В эти дни многие спрашивали его, почему он все-таки снова отважился взяться за «Петра», когда у него столько накопилось замыслов о современности? Толстой обычно отвечал:
— Действительно, у меня возникало много желаний написать то о том, то о другом, столь же волнующем и интересном. Я не мог пройти равнодушно мимо творческого энтузиазма, которым охвачена вся страна наша. Но писать о современности, побывав раз, другой на наших новостройках, я не мог. Путь, по которому движется художник, сложен и не всегда прямолинеен. Вычислить траекторию с помощью четырех правил арифметики нельзя. Я решил откликнуться на нашу эпоху по-своему, так, как умею. Вот почему я снова обратился к прошлому. На этом материале я расскажу о победе над стихией, косностью, азиатчиной. Трудности возникают совершенно непредвиденные. Долгое время в исторической науке господствовала так называемая школа Покровского, которого считали крупнейшим историком-марксистом. Считалось, что он в своих работах дал впервые марксистское освещение всей истории России. А между тем Покровский и его ученики вольно истолковывали исторические факты, подтасовывали их, подгоняли под свою концепцию. Мне приходилось читать его «Русскую историю». Да это же не история! Это сушеная вобла! Экономические справки могут быть полезны для романа, но живых людей, которые творят жизнь, в них не увидишь. Я во многом не согласен с Ключевским, но какой большой художник этот историк! Его главы о Петре захватывают. Однако все наши историки на один покрой. Все они не видят народа, массы, не знают народного языка. Что говорят они о Петре? Естественно, они признают огромную волю, талант организатора и богатую инициативу его личности, но тут же стараются всячески смазать его роль в истории России, выпячивая его крайнюю психическую неуравновешенность, жестокость, запойное пьянство, безудержный разврат. Эти историки говорят, что неправильно считать его царствование резким переломным моментом, оно лишь отчетливо развило наметившиеся ранее тенденции. Нельзя согласиться с такой упрощенной трактовкой истории. Играть фактами как заблагорассудится нельзя.
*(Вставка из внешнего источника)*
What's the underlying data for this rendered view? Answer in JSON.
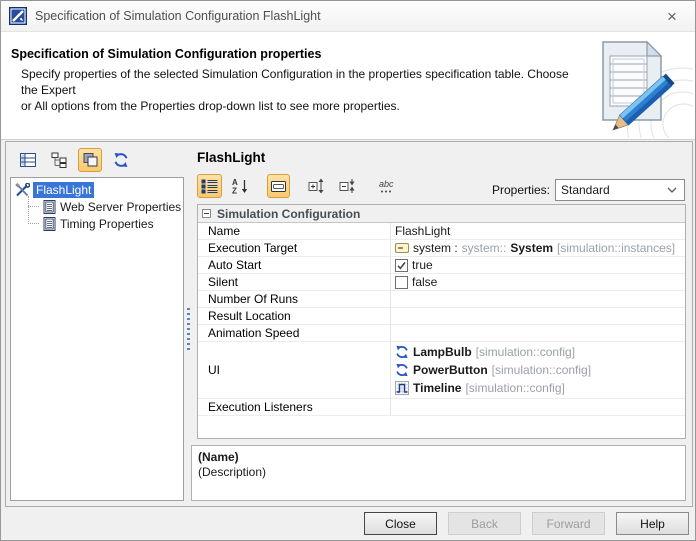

В журнале «Большевик» (№ 8 за 1932 год) была опубликована беседа И. В. Сталина с немецким писателем Эмилем Людвигом. В частности, в беседе Сталин высказался и о Петре: «…Петр Великий сделал много для возвышения класса помещиков и развития нарождающегося купеческого класса. Петр сделал очень много для создания и укрепления национального государства помещиков и торговцев. Вместе с тем укрепление национального государства происходило за счет крепостного крестьянства, с которого драли три шкуры». И Толстой хорошо знал эту характеристику Петра, во многом отличающуюся от мнения Покровского и его последователей. Эта характеристика Петра и его роли в укреплении национального государства полностью совпадала с его творческими планами. От фактов никуда не денешься. Поэтому уже с первых страниц романа он показал, как страдает и мучается народ под гнетом царских налогов. Жить стало еще труднее. Человек становится еще менее вольным в своих помыслах и поступках. Да и никуда не скроешься, как раньше, от людей Петра, проникавших в поисках солдат и работных людей в такую глушь, куда раньше никогда не добирались.
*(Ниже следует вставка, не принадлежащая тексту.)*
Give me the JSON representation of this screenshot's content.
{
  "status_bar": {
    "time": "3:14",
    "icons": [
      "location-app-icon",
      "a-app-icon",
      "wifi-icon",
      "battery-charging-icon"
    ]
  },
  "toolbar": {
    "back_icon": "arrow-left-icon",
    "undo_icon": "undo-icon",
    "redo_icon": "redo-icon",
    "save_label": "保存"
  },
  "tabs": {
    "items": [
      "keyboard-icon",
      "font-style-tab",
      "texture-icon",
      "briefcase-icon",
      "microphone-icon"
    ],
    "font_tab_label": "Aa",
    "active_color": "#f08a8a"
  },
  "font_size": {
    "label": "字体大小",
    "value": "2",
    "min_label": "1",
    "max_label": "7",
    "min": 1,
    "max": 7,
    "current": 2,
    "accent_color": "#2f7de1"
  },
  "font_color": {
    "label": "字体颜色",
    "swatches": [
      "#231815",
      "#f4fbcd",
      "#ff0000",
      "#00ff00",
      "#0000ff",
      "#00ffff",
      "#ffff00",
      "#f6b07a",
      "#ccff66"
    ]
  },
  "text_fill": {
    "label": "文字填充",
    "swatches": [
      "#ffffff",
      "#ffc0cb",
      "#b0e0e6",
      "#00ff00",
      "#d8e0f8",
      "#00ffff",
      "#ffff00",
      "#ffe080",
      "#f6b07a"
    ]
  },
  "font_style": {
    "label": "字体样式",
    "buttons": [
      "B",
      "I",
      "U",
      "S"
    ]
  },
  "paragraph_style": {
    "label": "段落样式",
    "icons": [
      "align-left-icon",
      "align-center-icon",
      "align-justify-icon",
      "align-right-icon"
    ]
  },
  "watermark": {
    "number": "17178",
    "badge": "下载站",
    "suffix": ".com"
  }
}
Как раз в это время появились статьи, в которых Толстого упрекали за модернизацию истории, за неверное освещение личности Петра, за идеализацию буржуазной культуры Запада, за культ личности ницшеанского тина, ва образ героя одинокого и противостоящего толпе. В частности, в «Звезде» (№ 7 за 1932 год) И. Гринберг утверждал, что Петр в изображении Алексея Толстого весьма похож на Азефа, Дантона, Гарина. Словом, Петр вызывал решительное осуждение у этих критиков, да и весь роман они рассматривали как ошибку писателя, поддавшегося идеологически чуждым влияниям. Так что писателю нужна была большая отвага, чтобы закончить задуманное.